Heat islands can negatively affect communities by increasing summertime peak energy demand, air conditioning costs, air pollution and greenhouse gas emissions, heat-related illness and mortality, as well as water quality.
Living green landscapes also contribute to improved air quality by producing the very oxygen we need to breath, and absorbs the many contaminants we don’t want like CO2. In many ways the living urban landscape acts as the ‘Lungs of a City,’ with vegetation that traps dirt, dust, and smoke by absorbing pollutants and breaking down their components.

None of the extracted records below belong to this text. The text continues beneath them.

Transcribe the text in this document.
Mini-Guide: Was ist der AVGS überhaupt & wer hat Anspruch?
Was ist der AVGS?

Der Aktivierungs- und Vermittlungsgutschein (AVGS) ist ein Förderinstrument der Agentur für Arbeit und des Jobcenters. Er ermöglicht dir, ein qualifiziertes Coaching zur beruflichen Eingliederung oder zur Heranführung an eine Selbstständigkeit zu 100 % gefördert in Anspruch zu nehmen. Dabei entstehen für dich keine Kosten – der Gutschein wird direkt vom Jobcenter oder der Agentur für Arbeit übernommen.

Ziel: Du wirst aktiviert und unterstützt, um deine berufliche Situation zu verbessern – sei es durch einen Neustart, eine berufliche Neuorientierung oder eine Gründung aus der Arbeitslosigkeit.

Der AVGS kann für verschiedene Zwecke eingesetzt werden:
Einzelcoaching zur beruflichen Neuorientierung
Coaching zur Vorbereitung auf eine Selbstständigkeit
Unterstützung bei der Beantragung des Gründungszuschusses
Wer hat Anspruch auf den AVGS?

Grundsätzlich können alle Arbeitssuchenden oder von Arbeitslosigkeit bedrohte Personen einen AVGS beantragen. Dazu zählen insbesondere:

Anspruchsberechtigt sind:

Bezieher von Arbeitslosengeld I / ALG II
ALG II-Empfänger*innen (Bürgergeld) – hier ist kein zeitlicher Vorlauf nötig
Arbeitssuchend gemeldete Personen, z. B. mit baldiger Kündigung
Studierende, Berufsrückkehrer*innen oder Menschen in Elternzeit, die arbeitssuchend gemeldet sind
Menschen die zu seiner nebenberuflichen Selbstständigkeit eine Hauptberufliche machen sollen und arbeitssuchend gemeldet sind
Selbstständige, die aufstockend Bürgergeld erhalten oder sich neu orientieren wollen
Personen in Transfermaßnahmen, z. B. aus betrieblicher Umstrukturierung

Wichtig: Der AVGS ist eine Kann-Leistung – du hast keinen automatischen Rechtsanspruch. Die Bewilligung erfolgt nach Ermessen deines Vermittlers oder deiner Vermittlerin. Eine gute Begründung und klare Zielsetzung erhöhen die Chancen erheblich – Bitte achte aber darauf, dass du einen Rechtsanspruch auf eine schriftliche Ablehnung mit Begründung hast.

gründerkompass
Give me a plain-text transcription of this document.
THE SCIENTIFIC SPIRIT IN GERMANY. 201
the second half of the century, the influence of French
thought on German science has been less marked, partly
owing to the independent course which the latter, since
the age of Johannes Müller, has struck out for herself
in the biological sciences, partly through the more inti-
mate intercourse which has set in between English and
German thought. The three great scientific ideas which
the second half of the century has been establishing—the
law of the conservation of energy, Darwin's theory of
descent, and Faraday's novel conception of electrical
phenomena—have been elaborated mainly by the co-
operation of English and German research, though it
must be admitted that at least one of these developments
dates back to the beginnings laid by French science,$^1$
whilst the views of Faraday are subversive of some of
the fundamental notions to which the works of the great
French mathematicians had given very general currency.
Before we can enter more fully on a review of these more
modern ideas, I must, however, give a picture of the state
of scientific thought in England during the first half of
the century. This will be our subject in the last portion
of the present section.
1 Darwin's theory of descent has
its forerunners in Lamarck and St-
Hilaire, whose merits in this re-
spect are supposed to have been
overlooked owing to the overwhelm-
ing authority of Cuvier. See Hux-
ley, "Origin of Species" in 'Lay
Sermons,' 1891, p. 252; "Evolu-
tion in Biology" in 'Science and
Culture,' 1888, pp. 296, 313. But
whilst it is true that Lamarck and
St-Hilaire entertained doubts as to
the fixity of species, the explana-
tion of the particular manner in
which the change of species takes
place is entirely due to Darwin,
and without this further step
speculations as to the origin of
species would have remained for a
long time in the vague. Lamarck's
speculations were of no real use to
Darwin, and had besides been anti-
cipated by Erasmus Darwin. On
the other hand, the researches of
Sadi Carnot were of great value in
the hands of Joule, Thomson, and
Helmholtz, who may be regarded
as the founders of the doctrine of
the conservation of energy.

As water infiltrates the earth’s surface, elements in the soil help break down chemicals into harmless materials while simultaneously recharging the underground water supply. This bio-filtration system results in purified rain water which is less acidic than the alternative, run-off.
Greener communities promote physical activity, social harmony, community pride and ownership, individual expression and creativity, and improve mental health. Many community activities and youth programs take place in green areas such as schools, sports fields, and parks which provide the foundation for us to work, live, and play.
Close and connected green spaces provide cooler, cleaner air throughout the site, neighbourhood and the city. Green spaces act as protection against earth’s toughest challenges while providing significant health benefits with regards to temperature, quality of air, water and in turn our lives.